Pour Henri Emmanuelli, figure de la gauche du parti, "le Premier ministre a mieux à faire que de la philosophie de bazar" : "S'occuper du chômage, de la croissance, du pouvoir d'achat et non pas d'échéances futures."

Comme Jean-Christophe Cambadélis, les écologistes ont pour leur part appelé à une forme de trêve bien que leur appartenance à la majorité soit de plus en plus incertaine.

Les députés François de Rugy et Barbara Pompili, coprésidents du groupe écologiste à l'Assemblée, proposent l'organisation d'une "convention parlementaire de la majorité".

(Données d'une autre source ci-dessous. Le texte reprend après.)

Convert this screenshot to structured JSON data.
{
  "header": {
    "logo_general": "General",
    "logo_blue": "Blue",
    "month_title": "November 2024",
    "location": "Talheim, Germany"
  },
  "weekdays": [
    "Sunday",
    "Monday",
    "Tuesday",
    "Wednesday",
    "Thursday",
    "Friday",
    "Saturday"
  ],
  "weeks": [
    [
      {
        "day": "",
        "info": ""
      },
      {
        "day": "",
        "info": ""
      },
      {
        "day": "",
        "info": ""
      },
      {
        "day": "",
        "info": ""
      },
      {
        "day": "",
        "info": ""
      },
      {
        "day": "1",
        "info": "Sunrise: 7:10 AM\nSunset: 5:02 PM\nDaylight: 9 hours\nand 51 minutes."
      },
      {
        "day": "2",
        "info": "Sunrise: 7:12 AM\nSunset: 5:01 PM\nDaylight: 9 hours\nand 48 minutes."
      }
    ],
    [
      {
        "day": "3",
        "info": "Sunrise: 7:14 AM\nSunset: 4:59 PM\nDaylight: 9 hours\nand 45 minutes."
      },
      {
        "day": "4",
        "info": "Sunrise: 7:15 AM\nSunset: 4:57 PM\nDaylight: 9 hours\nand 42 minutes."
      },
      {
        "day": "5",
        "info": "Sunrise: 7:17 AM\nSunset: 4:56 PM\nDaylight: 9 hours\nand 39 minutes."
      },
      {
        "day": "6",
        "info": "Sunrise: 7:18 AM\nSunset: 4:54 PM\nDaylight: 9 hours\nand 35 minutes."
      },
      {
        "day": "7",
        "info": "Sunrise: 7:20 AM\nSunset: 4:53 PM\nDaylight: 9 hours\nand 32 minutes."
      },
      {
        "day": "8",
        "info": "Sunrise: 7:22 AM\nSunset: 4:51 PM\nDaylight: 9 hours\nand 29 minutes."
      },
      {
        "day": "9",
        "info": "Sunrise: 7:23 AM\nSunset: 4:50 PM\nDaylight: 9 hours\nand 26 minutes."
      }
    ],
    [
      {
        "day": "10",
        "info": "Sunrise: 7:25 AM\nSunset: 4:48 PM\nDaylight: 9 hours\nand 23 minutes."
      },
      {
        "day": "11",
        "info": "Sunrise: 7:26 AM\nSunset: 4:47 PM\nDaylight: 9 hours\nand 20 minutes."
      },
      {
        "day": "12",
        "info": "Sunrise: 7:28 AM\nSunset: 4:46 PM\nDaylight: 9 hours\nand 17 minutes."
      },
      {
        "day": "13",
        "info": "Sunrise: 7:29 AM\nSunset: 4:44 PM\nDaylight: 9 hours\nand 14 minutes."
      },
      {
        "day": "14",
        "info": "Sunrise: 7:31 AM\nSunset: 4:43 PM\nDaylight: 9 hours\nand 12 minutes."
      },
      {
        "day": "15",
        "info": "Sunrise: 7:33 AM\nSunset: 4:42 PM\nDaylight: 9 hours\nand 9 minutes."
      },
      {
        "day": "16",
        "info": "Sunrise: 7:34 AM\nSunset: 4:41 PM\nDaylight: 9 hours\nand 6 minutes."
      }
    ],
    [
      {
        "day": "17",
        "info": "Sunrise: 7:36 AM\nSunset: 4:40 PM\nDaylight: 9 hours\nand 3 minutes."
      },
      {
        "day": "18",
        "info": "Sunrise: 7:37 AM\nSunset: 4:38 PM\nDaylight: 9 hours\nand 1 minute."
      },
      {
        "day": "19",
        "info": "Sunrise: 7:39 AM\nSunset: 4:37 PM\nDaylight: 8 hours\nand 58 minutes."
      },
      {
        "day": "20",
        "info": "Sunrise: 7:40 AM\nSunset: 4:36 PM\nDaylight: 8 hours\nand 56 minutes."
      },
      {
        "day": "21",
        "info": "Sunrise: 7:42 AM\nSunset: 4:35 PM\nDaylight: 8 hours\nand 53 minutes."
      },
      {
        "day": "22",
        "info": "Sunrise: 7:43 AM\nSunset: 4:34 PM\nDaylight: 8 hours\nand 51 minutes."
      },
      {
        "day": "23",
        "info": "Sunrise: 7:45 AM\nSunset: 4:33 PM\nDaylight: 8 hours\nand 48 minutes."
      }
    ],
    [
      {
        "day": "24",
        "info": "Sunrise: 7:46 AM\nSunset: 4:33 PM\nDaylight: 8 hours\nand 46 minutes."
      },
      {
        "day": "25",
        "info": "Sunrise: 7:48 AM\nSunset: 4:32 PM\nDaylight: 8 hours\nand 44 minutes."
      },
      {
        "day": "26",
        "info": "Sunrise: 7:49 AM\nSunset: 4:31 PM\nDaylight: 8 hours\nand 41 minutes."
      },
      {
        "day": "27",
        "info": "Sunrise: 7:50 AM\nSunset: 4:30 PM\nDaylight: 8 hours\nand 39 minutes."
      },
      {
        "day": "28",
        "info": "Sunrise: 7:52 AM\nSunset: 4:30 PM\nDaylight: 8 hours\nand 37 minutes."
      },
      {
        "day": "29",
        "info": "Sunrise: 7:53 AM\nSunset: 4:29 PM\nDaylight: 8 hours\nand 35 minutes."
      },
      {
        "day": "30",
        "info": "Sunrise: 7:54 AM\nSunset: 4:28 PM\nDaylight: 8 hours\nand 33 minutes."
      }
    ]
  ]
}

Les divisions entraînent un "rétrécissement de la majorité inquiétant pour la deuxième partie" du quinquennat, écrivent-ils sur le site internet du groupe. "Il nous semble indispensable de prendre une initiative forte."

Le fondateur du Parti de gauche, Jean-Luc Mélenchon, virulent contempteur de François Hollande et de Manuel Valls, prédit pour sa part dans une interview à L'Opinion une dissolution de l'Assemblée dès mars prochain.

Plutôt que "perdre dans la honte en 2017", le chef de l'Etat "va tenter une astuce politicienne", dit-il.